Grok 3 vs Grok 4.20
xai
Grok 3
Benchmark Scores
External Benchmarks
Pricing
Input
$3.00/MTok
Output
$15.00/MTok
modelpicker.net
xai
Grok 4.20
Benchmark Scores
External Benchmarks
Pricing
Input
$2.00/MTok
Output
$6.00/MTok
modelpicker.net
Benchmark Analysis
Across our 12-test suite, Grok 4.20 wins three benchmarks, Grok 3 wins two, and seven benchmarks tie. Details: Tool calling — Grok 4.20 scores 5 vs Grok 3’s 4; Grok 4.20 is tied for 1st on tool calling ("tied for 1st with 16 other models"), while Grok 3 sits at rank 18 (many models share that score). For constrained rewriting Grok 4.20 scores 4 vs Grok 3’s 3 (rank 6 vs rank 31), meaning Grok 4.20 is measurably better at hard compression and strict character limits. Creative problem solving favors Grok 4.20 (4 vs 3; rank 9 vs 30), indicating stronger ideation and non-obvious solutions. Grok 3 wins safety calibration (2 vs 1; rank 12 of 55 vs Grok 4.20 rank 32), so in our testing Grok 3 more reliably rejects harmful requests while permitting legitimate ones. Grok 3 also scores higher on agentic planning (5 vs 4; tied for 1st vs rank 16), showing better goal decomposition and failure recovery under our tests. The remaining seven benchmarks tie: structured output (5/5), strategic analysis (5/5), faithfulness (5/5), classification (4/4), long context (5/5), persona consistency (5/5), and multilingual (5/5) — both models rank tied for 1st in those categories in our testing. Practically, this means both models are equally reliable for long-context retrieval, format-adherent outputs, faithfulness to sources, multilingual output, and classification tasks, while Grok 4.20 clearly pulls ahead for tool integration, content compression, and creative ideation and Grok 3 retains advantages for safety-sensitive and complex planning tasks.
Pricing Analysis
Direct per-mTok prices from the payload: Grok 3 input $3 / output $15; Grok 4.20 input $2 / output $6. Using a common convention (mTok = 1,000 tokens), 1M tokens = 1,000 mTok: Grok 3 ≈ $18,000 per 1M tokens ((3+15)*1,000); Grok 4.20 ≈ $8,000 per 1M tokens ((2+6)*1,000). At 10M tokens/month Grok 3 ≈ $180,000 vs Grok 4.20 ≈ $80,000; at 100M it's ≈ $1,800,000 vs $800,000. The output price dominates (Grok 3 output $15 vs Grok 4.20 $6), so high-volume applications, startups, or embedded products should care — Grok 4.20 cuts raw token spend by ~56% at these volumes. If absolute per-response fidelity for high-risk content (safety/agentic planning) is critical, Grok 3’s higher cost may be justified; otherwise, Grok 4.20 offers far better price-to-performance for scale.

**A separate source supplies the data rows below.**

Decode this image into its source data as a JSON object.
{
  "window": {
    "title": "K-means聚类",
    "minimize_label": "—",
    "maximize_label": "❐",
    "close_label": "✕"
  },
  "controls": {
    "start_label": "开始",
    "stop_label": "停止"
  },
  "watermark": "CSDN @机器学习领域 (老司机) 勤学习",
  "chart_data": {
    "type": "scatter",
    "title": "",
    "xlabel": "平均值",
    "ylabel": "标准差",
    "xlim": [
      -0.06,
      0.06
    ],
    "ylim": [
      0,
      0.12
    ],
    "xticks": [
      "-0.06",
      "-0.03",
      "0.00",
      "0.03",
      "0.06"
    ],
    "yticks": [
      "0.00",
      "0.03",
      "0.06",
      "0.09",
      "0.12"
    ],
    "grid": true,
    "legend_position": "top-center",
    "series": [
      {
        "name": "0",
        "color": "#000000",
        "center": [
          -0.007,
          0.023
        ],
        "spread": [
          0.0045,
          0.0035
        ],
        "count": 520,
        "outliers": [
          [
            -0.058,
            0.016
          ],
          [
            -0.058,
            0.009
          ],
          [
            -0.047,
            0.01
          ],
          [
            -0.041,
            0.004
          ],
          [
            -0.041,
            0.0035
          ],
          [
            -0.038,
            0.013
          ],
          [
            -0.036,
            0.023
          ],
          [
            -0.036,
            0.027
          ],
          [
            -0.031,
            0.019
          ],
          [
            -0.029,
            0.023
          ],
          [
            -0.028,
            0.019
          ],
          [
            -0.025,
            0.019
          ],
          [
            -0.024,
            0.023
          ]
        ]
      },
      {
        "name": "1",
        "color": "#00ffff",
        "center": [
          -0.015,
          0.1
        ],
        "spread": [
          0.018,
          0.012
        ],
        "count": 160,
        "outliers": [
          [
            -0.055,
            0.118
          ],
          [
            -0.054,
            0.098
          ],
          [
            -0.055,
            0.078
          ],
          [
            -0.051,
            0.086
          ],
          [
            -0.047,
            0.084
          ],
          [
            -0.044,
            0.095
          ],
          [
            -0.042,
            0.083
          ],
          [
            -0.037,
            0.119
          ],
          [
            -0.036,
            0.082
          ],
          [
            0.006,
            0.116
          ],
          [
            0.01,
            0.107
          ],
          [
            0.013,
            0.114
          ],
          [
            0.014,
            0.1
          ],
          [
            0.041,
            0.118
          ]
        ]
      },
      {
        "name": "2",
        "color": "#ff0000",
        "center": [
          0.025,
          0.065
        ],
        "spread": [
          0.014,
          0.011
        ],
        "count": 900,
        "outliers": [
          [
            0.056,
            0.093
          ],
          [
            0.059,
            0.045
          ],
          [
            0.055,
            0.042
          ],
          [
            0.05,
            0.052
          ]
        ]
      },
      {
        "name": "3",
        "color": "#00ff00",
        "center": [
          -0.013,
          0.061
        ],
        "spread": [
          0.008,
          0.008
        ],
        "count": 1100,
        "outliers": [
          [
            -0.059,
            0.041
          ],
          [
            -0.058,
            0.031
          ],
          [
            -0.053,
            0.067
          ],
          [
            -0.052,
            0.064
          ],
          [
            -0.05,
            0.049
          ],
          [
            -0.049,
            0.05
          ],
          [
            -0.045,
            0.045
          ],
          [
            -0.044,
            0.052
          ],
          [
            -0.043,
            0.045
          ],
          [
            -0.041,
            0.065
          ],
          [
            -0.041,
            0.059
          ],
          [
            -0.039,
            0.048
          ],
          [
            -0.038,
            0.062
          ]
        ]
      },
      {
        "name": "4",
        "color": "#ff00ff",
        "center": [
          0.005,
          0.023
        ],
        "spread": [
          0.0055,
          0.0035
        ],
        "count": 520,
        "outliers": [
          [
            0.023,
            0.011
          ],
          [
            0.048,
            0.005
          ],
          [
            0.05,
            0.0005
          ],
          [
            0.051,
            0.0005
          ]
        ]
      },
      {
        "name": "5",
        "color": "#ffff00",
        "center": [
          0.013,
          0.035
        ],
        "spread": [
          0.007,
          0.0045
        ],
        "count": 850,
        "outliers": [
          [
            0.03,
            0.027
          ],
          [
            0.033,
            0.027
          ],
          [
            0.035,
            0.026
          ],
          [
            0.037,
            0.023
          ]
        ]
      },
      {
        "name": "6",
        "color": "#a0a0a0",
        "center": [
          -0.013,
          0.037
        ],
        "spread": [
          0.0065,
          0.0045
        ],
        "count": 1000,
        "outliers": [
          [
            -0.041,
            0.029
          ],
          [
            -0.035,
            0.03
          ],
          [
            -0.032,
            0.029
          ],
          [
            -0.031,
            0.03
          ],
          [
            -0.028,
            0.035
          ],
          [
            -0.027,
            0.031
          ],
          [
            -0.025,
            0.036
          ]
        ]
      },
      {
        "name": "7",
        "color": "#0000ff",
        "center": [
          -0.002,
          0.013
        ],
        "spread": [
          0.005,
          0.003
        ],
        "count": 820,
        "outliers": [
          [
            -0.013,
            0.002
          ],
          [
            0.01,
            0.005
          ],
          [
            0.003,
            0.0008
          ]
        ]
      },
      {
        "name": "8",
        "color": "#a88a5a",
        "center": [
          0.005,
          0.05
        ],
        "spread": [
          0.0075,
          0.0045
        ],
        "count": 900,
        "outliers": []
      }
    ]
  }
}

Real-World Cost Comparison
Bottom Line
Choose Grok 3 if: you need stricter safety calibration and the strongest agentic planning in our tests (safety calibration 2 vs 1; agentic planning 5 vs 4), and you can absorb ~2.5× higher token spend. Typical cases: high-risk moderation workloads, mission-critical planning agents, or compliance-focused enterprise pipelines. Choose Grok 4.20 if: you need best-in-class tool calling (5 vs 4), better constrained-rewriting and creative problem solving (4 vs 3), multimodal inputs (text+image+file->text), and a much larger context window (2,000,000 vs 131,072) at a lower cost. Typical cases: developer toolchains, large-codebase assistants, high-volume production apps, and multimodal pipelines.
How We Test
We test every model against our 12-benchmark suite covering tool calling, agentic planning, creative problem solving, safety calibration, and more. Each test is scored 1–5 by an LLM judge. Read our full methodology.